- Born: October 6, 1928 Starkville, MS, USA
- Died: November 16, 2016 (aged 88) Belle Glade, FL, USA
- Occupations: Farmer, Executive
- Parent(s): Ruth Springer Wedgworth Herman Wedgworth

= George Wedgworth =

Farmer and executive in Florida

George Herman Wedgworth (October 6, 1928 - November 16, 2016) played a significant role in Florida agriculture having founded Sugar Cane Growers Cooperative of Florida in 1960.

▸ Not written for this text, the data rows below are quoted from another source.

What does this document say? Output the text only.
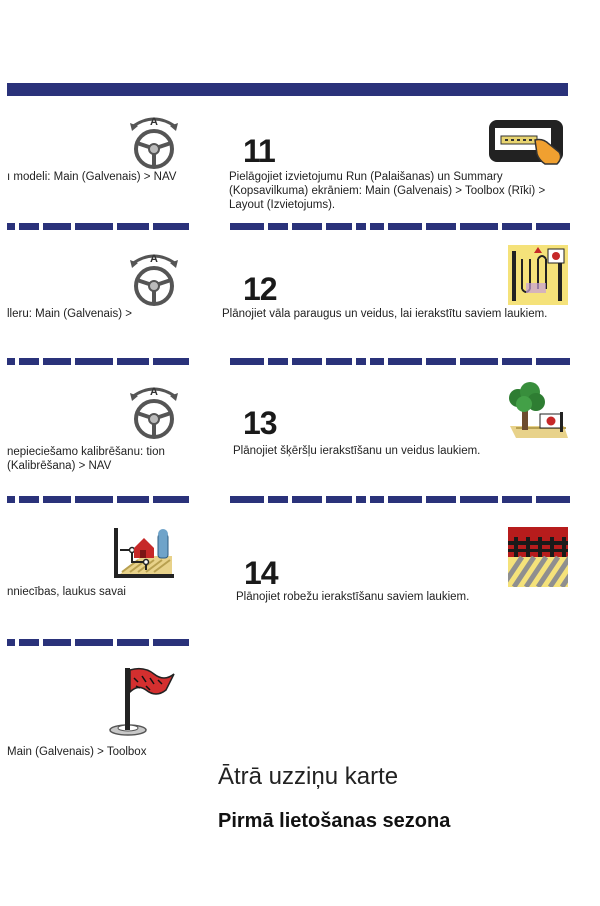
A
ı modeli: Main (Galvenais) > NAV
A
lleru: Main (Galvenais) >
A
nepieciešamo kalibrēšanu: tion (Kalibrēšana) > NAV
nniecības, laukus savai
Main (Galvenais) > Toolbox
11
Pielāgojiet izvietojumu Run (Palaišanas) un Summary (Kopsavilkuma) ekrāniem: Main (Galvenais) > Toolbox (Rīki) > Layout (Izvietojums).
12
Plānojiet vāla paraugus un veidus, lai ierakstītu saviem laukiem.
13
Plānojiet šķēršļu ierakstīšanu un veidus laukiem.
14
Plānojiet robežu ierakstīšanu saviem laukiem.
Ātrā uzziņu karte
Pirmā lietošanas sezona
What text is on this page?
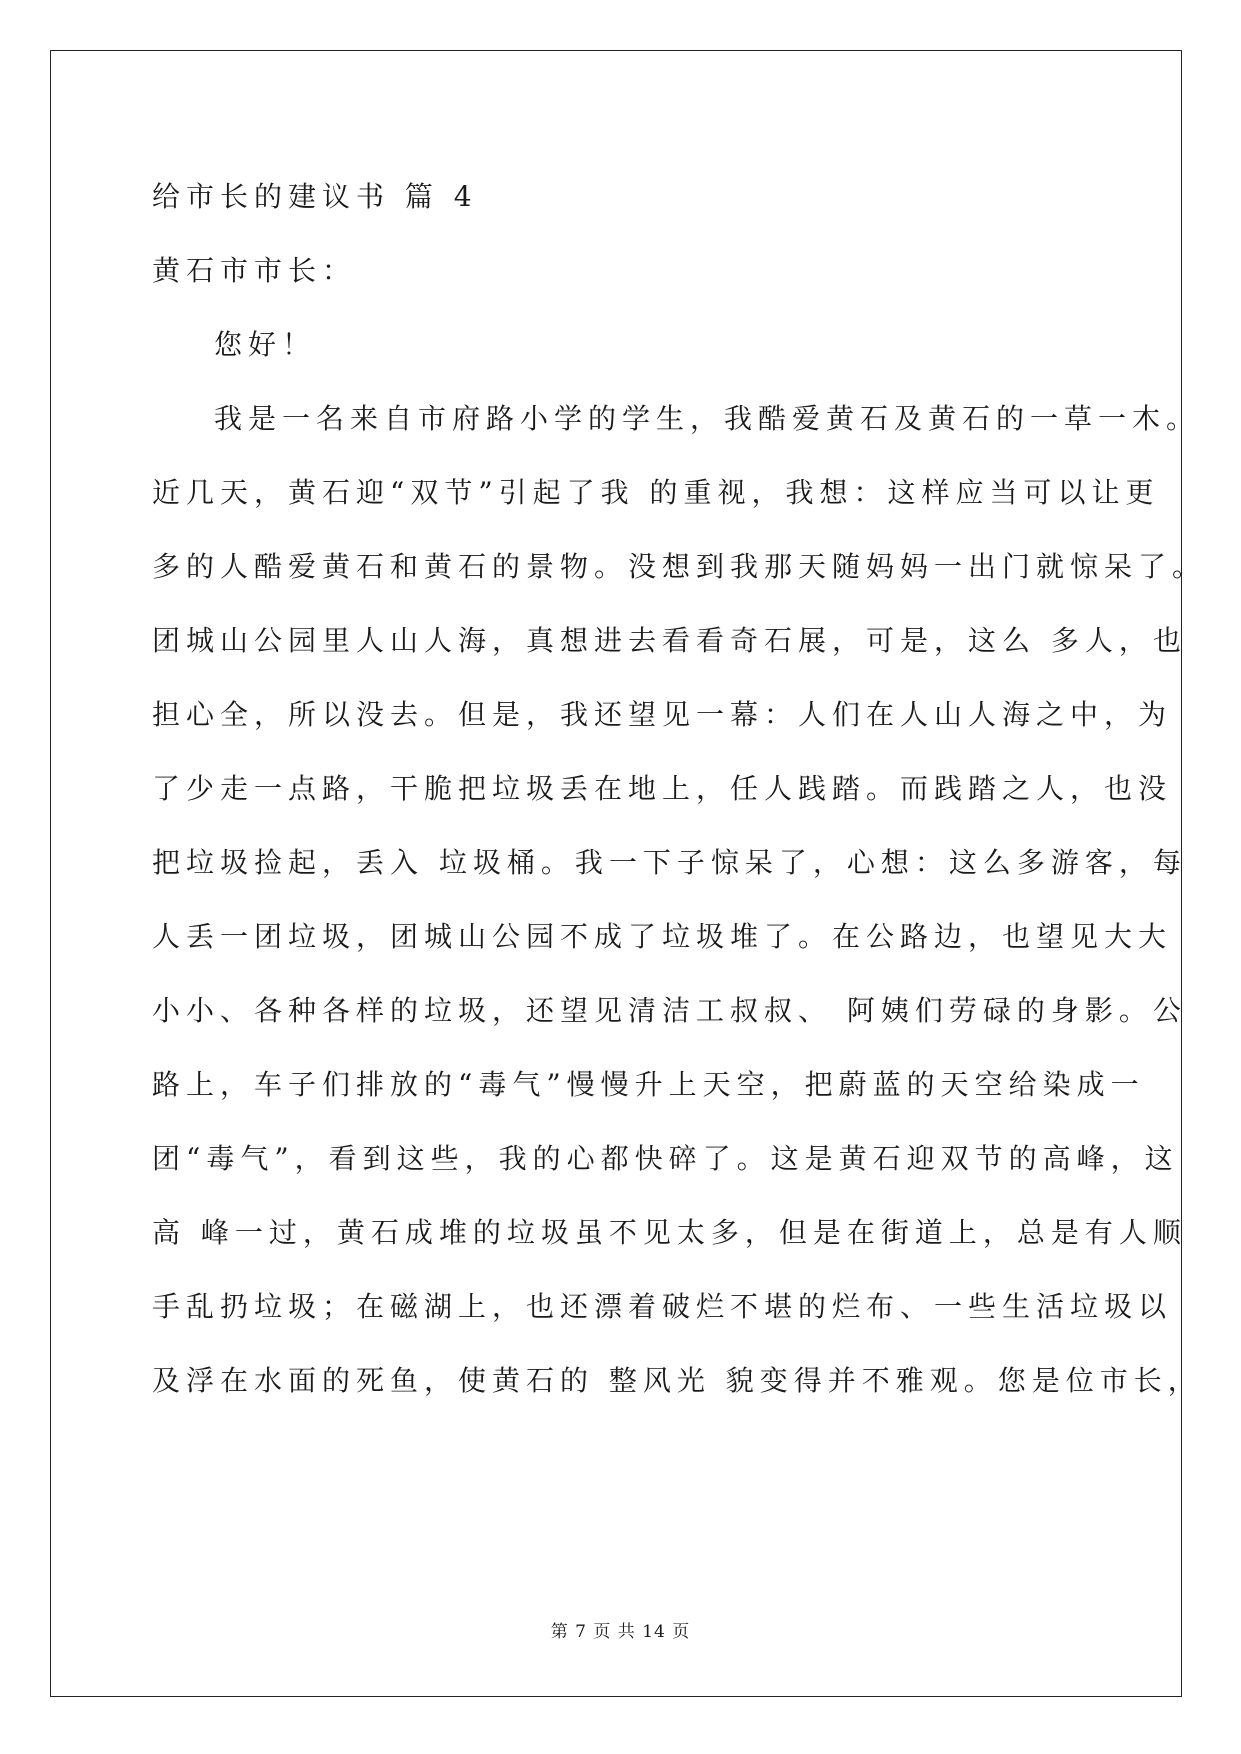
给市长的建议书 篇 4
黄石市市长：
您好！
我是一名来自市府路小学的学生，我酷爱黄石及黄石的一草一木。
近几天，黄石迎“双节”引起了我 的重视，我想：这样应当可以让更
多的人酷爱黄石和黄石的景物。没想到我那天随妈妈一出门就惊呆了。
团城山公园里人山人海，真想进去看看奇石展，可是，这么 多人，也
担心全，所以没去。但是，我还望见一幕：人们在人山人海之中，为
了少走一点路，干脆把垃圾丢在地上，任人践踏。而践踏之人，也没
把垃圾捡起，丢入 垃圾桶。我一下子惊呆了，心想：这么多游客，每
人丢一团垃圾，团城山公园不成了垃圾堆了。在公路边，也望见大大
小小、各种各样的垃圾，还望见清洁工叔叔、 阿姨们劳碌的身影。公
路上，车子们排放的“毒气”慢慢升上天空，把蔚蓝的天空给染成一
团“毒气”，看到这些，我的心都快碎了。这是黄石迎双节的高峰，这
高 峰一过，黄石成堆的垃圾虽不见太多，但是在街道上，总是有人顺
手乱扔垃圾；在磁湖上，也还漂着破烂不堪的烂布、一些生活垃圾以
及浮在水面的死鱼，使黄石的 整风光 貌变得并不雅观。您是位市长，
第 7 页 共 14 页
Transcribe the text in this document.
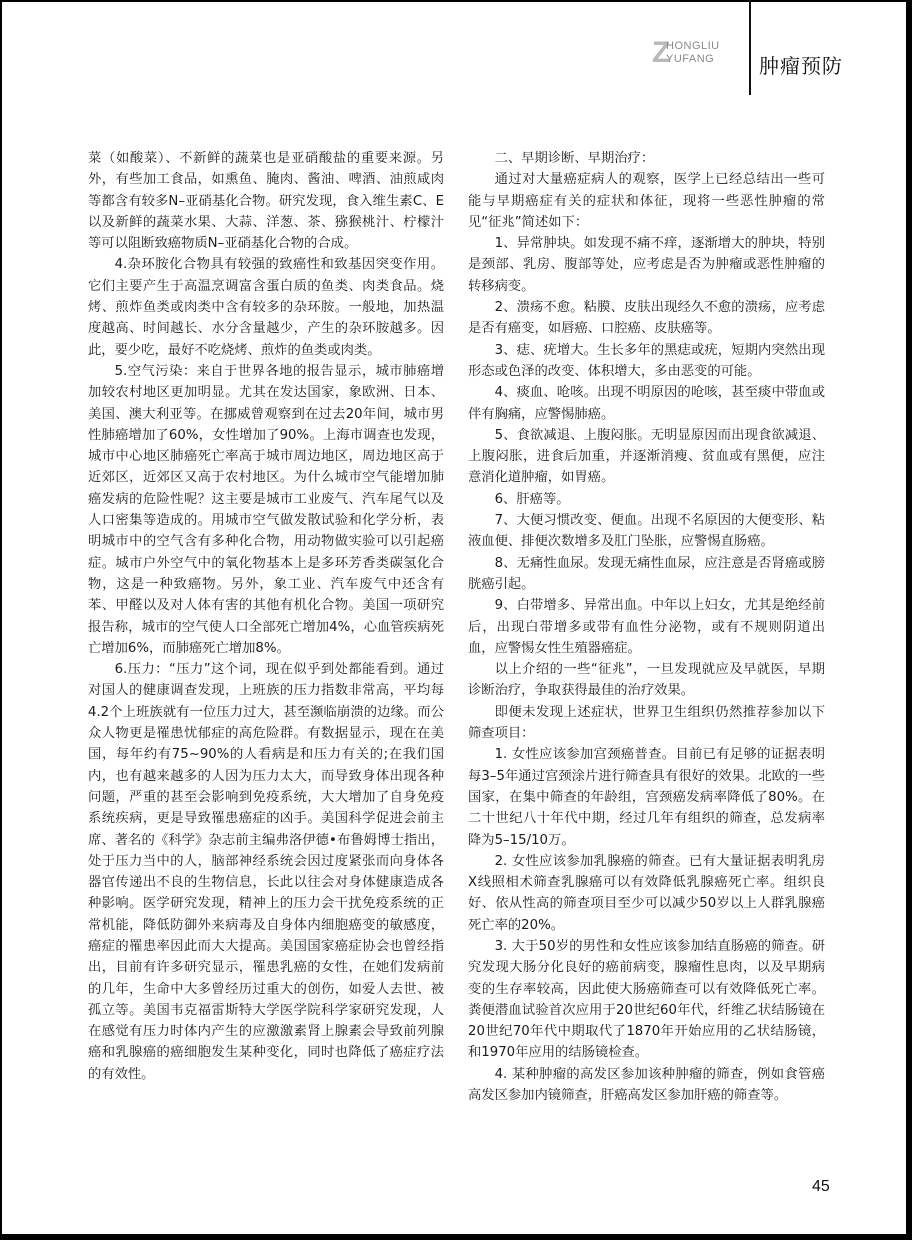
Z
HONGLIU
YUFANG 肿瘤预防

菜（如酸菜）、不新鲜的蔬菜也是亚硝酸盐的重要来源。另外，有些加工食品，如熏鱼、腌肉、酱油、啤酒、油煎咸肉等都含有较多N–亚硝基化合物。研究发现，食入维生素C、E以及新鲜的蔬菜水果、大蒜、洋葱、茶、猕猴桃汁、柠檬汁等可以阻断致癌物质N–亚硝基化合物的合成。

4.杂环胺化合物具有较强的致癌性和致基因突变作用。它们主要产生于高温烹调富含蛋白质的鱼类、肉类食品。烧烤、煎炸鱼类或肉类中含有较多的杂环胺。一般地，加热温度越高、时间越长、水分含量越少，产生的杂环胺越多。因此，要少吃，最好不吃烧烤、煎炸的鱼类或肉类。

5.空气污染：来自于世界各地的报告显示，城市肺癌增加较农村地区更加明显。尤其在发达国家，象欧洲、日本、美国、澳大利亚等。在挪威曾观察到在过去20年间，城市男性肺癌增加了60%，女性增加了90%。上海市调查也发现，城市中心地区肺癌死亡率高于城市周边地区，周边地区高于近郊区，近郊区又高于农村地区。为什么城市空气能增加肺癌发病的危险性呢？这主要是城市工业废气、汽车尾气以及人口密集等造成的。用城市空气做发散试验和化学分析，表明城市中的空气含有多种化合物，用动物做实验可以引起癌症。城市户外空气中的氧化物基本上是多环芳香类碳氢化合物，这是一种致癌物。另外，象工业、汽车废气中还含有苯、甲醛以及对人体有害的其他有机化合物。美国一项研究报告称，城市的空气使人口全部死亡增加4%，心血管疾病死亡增加6%，而肺癌死亡增加8%。

6.压力：“压力”这个词，现在似乎到处都能看到。通过对国人的健康调查发现，上班族的压力指数非常高，平均每4.2个上班族就有一位压力过大，甚至濒临崩溃的边缘。而公众人物更是罹患忧郁症的高危险群。有数据显示，现在在美国，每年约有75~90%的人看病是和压力有关的;在我们国内，也有越来越多的人因为压力太大，而导致身体出现各种问题，严重的甚至会影响到免疫系统，大大增加了自身免疫系统疾病，更是导致罹患癌症的凶手。美国科学促进会前主席、著名的《科学》杂志前主编弗洛伊德•布鲁姆博士指出，处于压力当中的人，脑部神经系统会因过度紧张而向身体各器官传递出不良的生物信息，长此以往会对身体健康造成各种影响。医学研究发现，精神上的压力会干扰免疫系统的正常机能，降低防御外来病毒及自身体内细胞癌变的敏感度，癌症的罹患率因此而大大提高。美国国家癌症协会也曾经指出，目前有许多研究显示，罹患乳癌的女性，在她们发病前的几年，生命中大多曾经历过重大的创伤，如爱人去世、被孤立等。美国韦克福雷斯特大学医学院科学家研究发现，人在感觉有压力时体内产生的应激激素肾上腺素会导致前列腺癌和乳腺癌的癌细胞发生某种变化，同时也降低了癌症疗法的有效性。

二、早期诊断、早期治疗：

通过对大量癌症病人的观察，医学上已经总结出一些可能与早期癌症有关的症状和体征，现将一些恶性肿瘤的常见“征兆”简述如下：

1、异常肿块。如发现不痛不痒，逐渐增大的肿块，特别是颈部、乳房、腹部等处，应考虑是否为肿瘤或恶性肿瘤的转移病变。

2、溃疡不愈。粘膜、皮肤出现经久不愈的溃疡，应考虑是否有癌变，如唇癌、口腔癌、皮肤癌等。

3、痣、疣增大。生长多年的黑痣或疣，短期内突然出现形态或色泽的改变、体积增大，多由恶变的可能。

4、痰血、呛咳。出现不明原因的呛咳，甚至痰中带血或伴有胸痛，应警惕肺癌。

5、食欲减退、上腹闷胀。无明显原因而出现食欲减退、上腹闷胀，进食后加重，并逐渐消瘦、贫血或有黑便，应注意消化道肿瘤，如胃癌。

6、肝癌等。

7、大便习惯改变、便血。出现不名原因的大便变形、粘液血便、排便次数增多及肛门坠胀，应警惕直肠癌。

8、无痛性血尿。发现无痛性血尿，应注意是否肾癌或膀胱癌引起。

9、白带增多、异常出血。中年以上妇女，尤其是绝经前后，出现白带增多或带有血性分泌物，或有不规则阴道出血，应警惕女性生殖器癌症。

以上介绍的一些“征兆”，一旦发现就应及早就医，早期诊断治疗，争取获得最佳的治疗效果。

即便未发现上述症状，世界卫生组织仍然推荐参加以下筛查项目：

1. 女性应该参加宫颈癌普查。目前已有足够的证据表明每3–5年通过宫颈涂片进行筛查具有很好的效果。北欧的一些国家，在集中筛查的年龄组，宫颈癌发病率降低了80%。在二十世纪八十年代中期，经过几年有组织的筛查，总发病率降为5–15/10万。

2. 女性应该参加乳腺癌的筛查。已有大量证据表明乳房X线照相术筛查乳腺癌可以有效降低乳腺癌死亡率。组织良好、依从性高的筛查项目至少可以减少50岁以上人群乳腺癌死亡率的20%。

3. 大于50岁的男性和女性应该参加结直肠癌的筛查。研究发现大肠分化良好的癌前病变，腺瘤性息肉，以及早期病变的生存率较高，因此使大肠癌筛查可以有效降低死亡率。粪便潜血试验首次应用于20世纪60年代，纤维乙状结肠镜在20世纪70年代中期取代了1870年开始应用的乙状结肠镜，和1970年应用的结肠镜检查。

4. 某种肿瘤的高发区参加该种肿瘤的筛查，例如食管癌高发区参加内镜筛查，肝癌高发区参加肝癌的筛查等。

45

Wedgworth founded the Cooperative, and until his retirement in October 2013, served as Chairman of the Board. He led the Cooperative for 53 years and played a significant role in Florida agriculture, and Glades-area civic activities. Wedgworth was induction into Florida's Agricultural Hall of Fame, and named Community Leader of the Year by the Chamber of Commerce of the Palm Beaches.

He was born in Starkville, MS and moved to Belle Glade, FL when he was two years old where his father, Herman Wedgworth was a plant pathologist for the University of Florida. He earned a degree in agricultural engineering at Michigan State University where he became a member of Phi Kappa Tau fraternity. In the 1950s, George founded the Florida Celery Exchange and served in leadership roles in the Florida Sugar Marketing & Terminal Association, the Florida Molasses Exchange Inc, the Florida Fruit and Vegetable Association among other organizations.